Conférence internationale sur l’éducation des filles et la formation des femmes – OIF (N’Djamena, 18-19 juin)
Atelier n° 6
« Mentorat, leadership et modèles identificatoires »
Résumé de quelques idées
C’est avec beaucoup d’espoir que je participe à cette rencontre de haut niveau sur un sujet majeur de notre temps, celui de l’accès à l’éducation, notamment de l’éducation des filles dans un contexte africain on ne peut plus complexe, en proie à des problématiques difficiles, multiples, qui concurrencent ce qui nous réunit aujourd’hui. Ceci n’en fait pas un enjeu moins important, au contraire, car c’est à travers le traitement que réservons à nos petites filles que nous mesurons la qualité du vivre ensemble d’une société donnée. Nos filles ont-elles accès à l’éducation ? Et à quelle éducation ? Comment sont-elles traitées à l’école ? Arrivent-elles à se départir des pesanteurs qui servent de plafonds de verre culturels, politiques et sociaux ? Des questions légitimes que nous autres activistes et officiels, soucieux de leur bien-être ainsi que leur épanouissement, nous nous posons à l’orée de ce siècle en mal d’égalité et en quête des objectifs de développement durable.
L’éducation des filles en Afrique francophone semble dans une sorte de nœud gordien, entre des contradictions, des zones grises où le langage juridique soucieux de l’égalité, le langage tendant vers la redistribution de bien-être, donc d’équité ainsi que le langage économico-financier, tendant indéfiniment vers le développement inclusif, peinent à s’imposer comme les moyens par excellence de la prise en charge de nos petites filles qui ont droit d’accéder au savoir libérateur, fait de compétences et de valeurs communes leur permettant leur pleine contribution à la marche de notre société.
Comment donc vous parler des conditions difficiles dans lesquelles les petites filles évoluent dans notre société africaine, où l’impunité et la banalisation de la violence basées sur le genre semblent être un fait acquis ? Nous en parlons, de façon sporadique par voie de média ou de campagnes dont la dernière de 1 Billion Rising que j’ai présidée à Dakar. Nous allons vers les tribunaux sans forcément avoir gain de cause tant l’architecture de protection du corps et de l’intégrité morale des femmes et des petites filles n’est pas à l’ordre du jour. Mais cela ne saurait suffire devant la situation actuelle. Parce que pour moi, le problème de fond de l’éducation des filles est la nature de notre configuration sociale, culturelle, économique et politique. Nous devons chercher les freins de nos nombreuses démarches individuelles et collectives, dans nos familles traditionnelles, dans notre école républicaine, dans nos milieux de travail, dans nos systèmes politiques actuels, si nous voulons espérer des évolutions plus structurelles. Je voudrais vous dire qu’après 40 ans d’activisme sur la question de l’égalité et de l’autonomisation, le temps me manque, l’énergie et la fougue des jeunes âges n’y est plus et j’ai peur qu’on ne recule dans un combat aussi important que l’éducation des filles.

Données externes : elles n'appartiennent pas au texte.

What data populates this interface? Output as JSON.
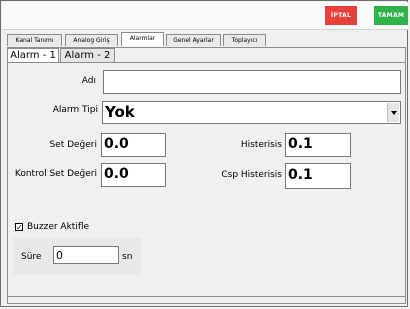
{
  "toolbar": {
    "cancel_label": "İPTAL",
    "ok_label": "TAMAM",
    "cancel_color": "#e8403b",
    "ok_color": "#2fb34a"
  },
  "tabs": [
    {
      "label": "Kanal Tanımı",
      "active": false
    },
    {
      "label": "Analog Giriş",
      "active": false
    },
    {
      "label": "Alarmlar",
      "active": true
    },
    {
      "label": "Genel Ayarlar",
      "active": false
    },
    {
      "label": "Toplayıcı",
      "active": false
    }
  ],
  "subtabs": [
    {
      "label": "Alarm - 1",
      "active": true
    },
    {
      "label": "Alarm - 2",
      "active": false
    }
  ],
  "form": {
    "name_label": "Adı",
    "name_value": "",
    "alarm_type_label": "Alarm Tipi",
    "alarm_type_value": "Yok",
    "set_label": "Set Değeri",
    "set_value": "0.0",
    "hysteresis_label": "Histerisis",
    "hysteresis_value": "0.1",
    "control_set_label": "Kontrol Set Değeri",
    "control_set_value": "0.0",
    "csp_hysteresis_label": "Csp Histerisis",
    "csp_hysteresis_value": "0.1",
    "buzzer_label": "Buzzer Aktifle",
    "buzzer_checked": true,
    "buzzer_check_glyph": "✓",
    "duration_label": "Süre",
    "duration_value": "0",
    "duration_unit": "sn"
  }
}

Et s’il est facile de désespérer devant l’ampleur du travail, du chantier ; il faut dire que c’est notre obligation de continuer la lutte avec les moyens du bord. Nous n’avons pas le droit de baisser les bras comme l’avait remarqué le Dr Denis Mukwege lors de son discours de réception du Nobel de la paix, en prenant l’exemple émouvant de Sarah victime de viol dans le contexte politique des Grands Lacs, où le viol est une arme de guerre.
L’histoire de Panzi du Dr Mukwege est le degré zéro des expériences réussies. Mais il en existe plusieurs de bonnes pratiques sur lesquelles on peut trouver ensemble des voies de salut pour nos filles qui ont plus que jamais besoin d’être prêtes pour le monde dans lequel elles devront grandir et s’assumer. Je pense particulièrement aux bonnes pratiques dans la commune de Zé, département Atlantique au Bénin, pour maintenir les filles à l’école dans les 20 villages qui la composent, qui font échos à la démarche de l’association « Chiama » basée au Sénégal encadrant les jeunes filles défavorisées depuis 2003en les mettant dans un système de parrainage pour leur suivi scolaire. Au moment où je vous parle, plus de la moitié des filles ont pu avoir une licence, un Master malgré les conditions sociales difficiles de certaines.
Les bonnes pratiques pour amener les filles à l’école sont nombreuses, de la pédagogie intégrant le genre aux « STM » (Sciences Techniques et Mathématiques) en passant par le projet d’appui à la gouvernance de l’éducation, de même que le projet « scolfilles » au Togo. Notre champ est vaste et pour reproduire ces bonnes pratiques dans la durée, cela suppose de maitrise les différents contextes d’innovation. Nous devons être informés et rester sensibles aux dynamiques sociales en cours dans les espaces ciblés pour être plus efficaces et efficients.
Il nous faut aller au-delà de ce qu’on fait ; plaidoyer, sensibilisation des acteurs de l’éducation, le rabâchement des principes généraux et surtout utiliser notre juridisme discursif pour intégrer les réalités socio-historiques des jeunes filles dans notre démarche. Je pense que les « Master Class » sur l’impact de l’intégration de la dimension genre dans les méthodes pédagogiques et les approches curriculaires francophones sont décisifs, parce qu’il s’agit de doter les enseignants, enseignantes ainsi que les apprenants des outils techniques et des valeurs humaines et communautaires leur permettant d’aller au bout de leur scolarité et servir de rôle model des générations suivantes qui ont besoin de se référer à des personnes ayant réussi leur scolarité, des personnes qui surmonté les obstacles -plafonds de verre érigés par la société.